RandMSAugment: A Mixed-Sample Augmentation for Limited-Data Scenarios
This work addresses the challenge of high annotation costs in machine learning by improving data efficiency for CNNs, though it is incremental as it builds on existing augmentation methods.
The paper tackles the problem of training CNNs with limited annotated data by proposing RandMSAugment, a novel data augmentation technique that integrates existing methods, achieving performance gains of 4.1% to 6.75% on small datasets and 1.03% to 2.47% on larger ones across benchmarks like CIFAR-100, STL-10, and Tiny-Imagenet.

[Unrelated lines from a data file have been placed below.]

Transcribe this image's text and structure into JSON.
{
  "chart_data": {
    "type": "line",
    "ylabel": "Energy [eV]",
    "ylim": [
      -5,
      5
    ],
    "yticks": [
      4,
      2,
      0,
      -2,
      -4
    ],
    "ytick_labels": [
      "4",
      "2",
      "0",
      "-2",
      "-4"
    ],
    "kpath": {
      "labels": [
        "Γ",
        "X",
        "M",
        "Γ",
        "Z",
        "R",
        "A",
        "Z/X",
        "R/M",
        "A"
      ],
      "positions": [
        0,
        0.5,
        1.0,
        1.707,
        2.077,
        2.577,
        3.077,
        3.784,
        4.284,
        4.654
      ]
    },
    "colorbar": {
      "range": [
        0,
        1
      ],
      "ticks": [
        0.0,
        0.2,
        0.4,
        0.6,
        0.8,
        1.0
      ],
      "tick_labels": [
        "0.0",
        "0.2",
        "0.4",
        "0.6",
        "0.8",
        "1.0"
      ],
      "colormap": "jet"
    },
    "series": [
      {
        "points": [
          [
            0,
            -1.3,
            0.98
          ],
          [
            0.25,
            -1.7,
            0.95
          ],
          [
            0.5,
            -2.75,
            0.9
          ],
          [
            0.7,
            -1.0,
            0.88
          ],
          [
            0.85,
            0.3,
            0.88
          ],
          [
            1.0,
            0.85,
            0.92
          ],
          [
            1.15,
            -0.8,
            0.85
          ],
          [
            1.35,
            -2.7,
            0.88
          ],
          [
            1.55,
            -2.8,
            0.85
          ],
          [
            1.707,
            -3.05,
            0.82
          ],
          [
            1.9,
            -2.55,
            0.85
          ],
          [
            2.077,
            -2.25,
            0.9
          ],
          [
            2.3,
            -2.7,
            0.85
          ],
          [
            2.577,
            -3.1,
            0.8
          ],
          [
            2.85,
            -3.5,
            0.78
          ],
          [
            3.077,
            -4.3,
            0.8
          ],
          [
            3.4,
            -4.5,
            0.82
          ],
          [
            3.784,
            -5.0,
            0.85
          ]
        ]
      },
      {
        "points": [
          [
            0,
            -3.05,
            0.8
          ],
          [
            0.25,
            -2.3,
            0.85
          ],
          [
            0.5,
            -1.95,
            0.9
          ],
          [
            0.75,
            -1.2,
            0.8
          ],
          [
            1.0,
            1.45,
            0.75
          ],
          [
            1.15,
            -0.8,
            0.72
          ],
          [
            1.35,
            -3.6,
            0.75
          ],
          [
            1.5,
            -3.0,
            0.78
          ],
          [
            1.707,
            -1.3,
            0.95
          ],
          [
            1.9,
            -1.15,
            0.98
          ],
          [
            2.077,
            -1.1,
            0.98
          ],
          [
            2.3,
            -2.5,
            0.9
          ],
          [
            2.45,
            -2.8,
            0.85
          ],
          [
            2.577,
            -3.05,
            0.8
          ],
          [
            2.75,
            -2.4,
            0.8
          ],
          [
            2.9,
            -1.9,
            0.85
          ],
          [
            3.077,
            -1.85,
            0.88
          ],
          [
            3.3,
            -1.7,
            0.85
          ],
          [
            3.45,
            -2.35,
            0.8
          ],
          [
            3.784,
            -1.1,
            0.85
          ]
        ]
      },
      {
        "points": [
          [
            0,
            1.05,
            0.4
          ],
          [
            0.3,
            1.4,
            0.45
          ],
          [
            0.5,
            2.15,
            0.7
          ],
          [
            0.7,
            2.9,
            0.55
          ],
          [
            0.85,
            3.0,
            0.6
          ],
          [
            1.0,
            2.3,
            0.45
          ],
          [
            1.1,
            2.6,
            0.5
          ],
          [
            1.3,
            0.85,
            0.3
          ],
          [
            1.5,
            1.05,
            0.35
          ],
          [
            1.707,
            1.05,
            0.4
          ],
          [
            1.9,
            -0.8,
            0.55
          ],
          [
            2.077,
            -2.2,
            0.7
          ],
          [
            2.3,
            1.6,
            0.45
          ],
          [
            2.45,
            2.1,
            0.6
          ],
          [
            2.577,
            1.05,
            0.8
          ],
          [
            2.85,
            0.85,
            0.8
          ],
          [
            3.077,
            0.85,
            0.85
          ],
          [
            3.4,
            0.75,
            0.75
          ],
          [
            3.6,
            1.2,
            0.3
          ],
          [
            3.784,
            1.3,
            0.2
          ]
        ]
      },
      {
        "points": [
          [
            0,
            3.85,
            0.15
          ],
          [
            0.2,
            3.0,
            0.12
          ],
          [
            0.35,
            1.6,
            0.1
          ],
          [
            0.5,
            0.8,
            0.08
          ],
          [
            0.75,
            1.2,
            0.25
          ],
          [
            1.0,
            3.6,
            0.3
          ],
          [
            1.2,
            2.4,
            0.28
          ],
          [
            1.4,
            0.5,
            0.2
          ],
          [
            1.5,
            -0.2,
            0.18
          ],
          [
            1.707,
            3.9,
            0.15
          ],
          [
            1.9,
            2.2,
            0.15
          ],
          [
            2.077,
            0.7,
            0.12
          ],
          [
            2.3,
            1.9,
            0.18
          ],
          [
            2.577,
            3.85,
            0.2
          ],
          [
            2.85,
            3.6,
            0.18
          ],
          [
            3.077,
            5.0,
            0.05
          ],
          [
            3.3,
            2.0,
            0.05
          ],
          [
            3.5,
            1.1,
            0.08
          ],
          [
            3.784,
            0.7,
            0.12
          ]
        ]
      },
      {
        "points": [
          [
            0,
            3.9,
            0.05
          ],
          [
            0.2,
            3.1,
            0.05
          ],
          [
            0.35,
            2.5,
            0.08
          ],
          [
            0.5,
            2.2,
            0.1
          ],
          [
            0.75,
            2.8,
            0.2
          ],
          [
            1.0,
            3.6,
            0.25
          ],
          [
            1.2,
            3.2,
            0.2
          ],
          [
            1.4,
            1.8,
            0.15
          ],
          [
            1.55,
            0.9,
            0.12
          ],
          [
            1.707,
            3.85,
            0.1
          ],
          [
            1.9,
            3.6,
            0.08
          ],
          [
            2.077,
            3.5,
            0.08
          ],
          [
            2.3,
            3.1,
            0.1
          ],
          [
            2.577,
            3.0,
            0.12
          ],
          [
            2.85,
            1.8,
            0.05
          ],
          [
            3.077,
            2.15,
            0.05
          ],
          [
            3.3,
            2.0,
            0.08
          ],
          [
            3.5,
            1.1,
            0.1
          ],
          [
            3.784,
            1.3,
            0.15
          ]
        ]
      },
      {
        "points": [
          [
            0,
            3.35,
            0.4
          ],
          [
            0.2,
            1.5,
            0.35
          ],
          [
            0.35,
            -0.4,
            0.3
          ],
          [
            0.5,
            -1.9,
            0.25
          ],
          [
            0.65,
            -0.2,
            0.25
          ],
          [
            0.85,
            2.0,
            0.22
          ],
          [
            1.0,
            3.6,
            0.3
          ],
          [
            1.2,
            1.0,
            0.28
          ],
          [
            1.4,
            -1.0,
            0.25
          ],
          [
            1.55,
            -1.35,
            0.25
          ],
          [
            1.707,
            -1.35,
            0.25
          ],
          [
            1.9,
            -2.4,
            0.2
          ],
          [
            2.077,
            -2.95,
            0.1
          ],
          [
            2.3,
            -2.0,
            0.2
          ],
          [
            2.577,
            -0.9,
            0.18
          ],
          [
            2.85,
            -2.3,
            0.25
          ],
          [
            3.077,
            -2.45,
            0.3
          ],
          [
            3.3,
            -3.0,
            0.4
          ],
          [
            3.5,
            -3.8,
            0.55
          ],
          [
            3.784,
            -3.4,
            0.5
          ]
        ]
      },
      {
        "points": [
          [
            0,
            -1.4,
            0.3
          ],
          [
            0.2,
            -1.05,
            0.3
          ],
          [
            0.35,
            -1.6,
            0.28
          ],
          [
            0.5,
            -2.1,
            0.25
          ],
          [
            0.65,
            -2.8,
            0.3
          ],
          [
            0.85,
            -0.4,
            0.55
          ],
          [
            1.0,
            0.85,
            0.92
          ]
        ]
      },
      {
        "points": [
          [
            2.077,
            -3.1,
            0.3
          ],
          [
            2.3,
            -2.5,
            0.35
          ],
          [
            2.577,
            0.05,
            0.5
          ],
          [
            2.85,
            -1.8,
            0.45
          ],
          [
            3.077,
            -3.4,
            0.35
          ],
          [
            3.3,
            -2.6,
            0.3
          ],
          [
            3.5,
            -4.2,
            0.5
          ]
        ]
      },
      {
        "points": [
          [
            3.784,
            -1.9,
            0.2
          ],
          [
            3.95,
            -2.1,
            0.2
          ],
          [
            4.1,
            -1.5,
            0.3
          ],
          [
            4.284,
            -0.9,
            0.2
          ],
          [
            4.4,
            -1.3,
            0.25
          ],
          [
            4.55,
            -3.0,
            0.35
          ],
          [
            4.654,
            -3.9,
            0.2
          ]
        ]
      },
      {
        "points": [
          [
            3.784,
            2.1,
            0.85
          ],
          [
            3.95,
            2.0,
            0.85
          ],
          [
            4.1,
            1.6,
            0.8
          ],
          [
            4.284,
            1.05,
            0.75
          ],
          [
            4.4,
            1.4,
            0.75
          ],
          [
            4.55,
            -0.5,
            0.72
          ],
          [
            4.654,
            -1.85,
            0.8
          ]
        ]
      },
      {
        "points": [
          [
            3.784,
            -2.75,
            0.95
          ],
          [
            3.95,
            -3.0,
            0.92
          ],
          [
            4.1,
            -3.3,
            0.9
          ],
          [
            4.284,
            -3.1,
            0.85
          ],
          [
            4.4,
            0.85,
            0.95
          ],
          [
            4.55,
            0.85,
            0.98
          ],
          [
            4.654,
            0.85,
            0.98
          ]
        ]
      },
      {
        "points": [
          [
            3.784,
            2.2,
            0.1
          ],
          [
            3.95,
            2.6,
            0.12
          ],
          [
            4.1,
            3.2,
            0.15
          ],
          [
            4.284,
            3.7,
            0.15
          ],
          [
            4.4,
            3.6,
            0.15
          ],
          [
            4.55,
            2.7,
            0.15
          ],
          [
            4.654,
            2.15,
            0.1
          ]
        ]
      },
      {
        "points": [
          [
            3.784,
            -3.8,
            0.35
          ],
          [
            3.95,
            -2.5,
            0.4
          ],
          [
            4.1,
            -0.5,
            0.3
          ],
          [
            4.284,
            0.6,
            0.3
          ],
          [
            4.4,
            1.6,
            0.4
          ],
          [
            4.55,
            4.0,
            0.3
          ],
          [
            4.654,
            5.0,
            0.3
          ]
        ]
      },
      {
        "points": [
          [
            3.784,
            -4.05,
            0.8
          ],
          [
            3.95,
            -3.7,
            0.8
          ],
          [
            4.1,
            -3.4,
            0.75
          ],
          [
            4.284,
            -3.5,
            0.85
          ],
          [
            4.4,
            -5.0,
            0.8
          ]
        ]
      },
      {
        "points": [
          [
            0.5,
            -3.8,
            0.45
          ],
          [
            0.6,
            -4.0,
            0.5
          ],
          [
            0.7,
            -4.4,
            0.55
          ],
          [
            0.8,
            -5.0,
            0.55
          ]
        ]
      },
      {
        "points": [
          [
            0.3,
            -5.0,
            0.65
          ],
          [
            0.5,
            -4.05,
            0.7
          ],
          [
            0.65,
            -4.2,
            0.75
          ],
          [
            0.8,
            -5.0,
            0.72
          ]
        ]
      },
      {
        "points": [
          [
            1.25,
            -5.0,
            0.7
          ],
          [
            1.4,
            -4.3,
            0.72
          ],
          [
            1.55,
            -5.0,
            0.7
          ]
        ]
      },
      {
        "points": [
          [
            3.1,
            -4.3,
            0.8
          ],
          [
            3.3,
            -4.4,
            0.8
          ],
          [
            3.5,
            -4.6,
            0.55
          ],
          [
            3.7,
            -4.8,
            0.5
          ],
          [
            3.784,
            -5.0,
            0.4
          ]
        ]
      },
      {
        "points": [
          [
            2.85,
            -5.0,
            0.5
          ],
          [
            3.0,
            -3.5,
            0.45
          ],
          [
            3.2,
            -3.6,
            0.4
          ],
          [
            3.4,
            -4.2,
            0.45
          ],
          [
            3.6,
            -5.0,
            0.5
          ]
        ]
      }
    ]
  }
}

The high costs of annotating large datasets suggests a need for effectively training CNNs with limited data, and data augmentation is a promising direction. We study foundational augmentation techniques, including Mixed Sample Data Augmentations (MSDAs) and a no-parameter variant of RandAugment termed Preset-RandAugment, in the fully supervised scenario. We observe that Preset-RandAugment excels in limited-data contexts while MSDAs are moderately effective. We show that low-level feature transforms play a pivotal role in this performance difference, postulate a new property of augmentations related to their data efficiency, and propose new ways to measure the diversity and realism of augmentations. Building on these insights, we introduce a novel augmentation technique called RandMSAugment that integrates complementary strengths of existing methods. RandMSAugment significantly outperforms the competition on CIFAR-100, STL-10, and Tiny-Imagenet. With very small training sets (4, 25, 100 samples/class), RandMSAugment achieves compelling performance gains between 4.1% and 6.75%. Even with more training data (500 samples/class) we improve performance by 1.03% to 2.47%. RandMSAugment does not require hyperparameter tuning, extra validation data, or cumbersome optimizations.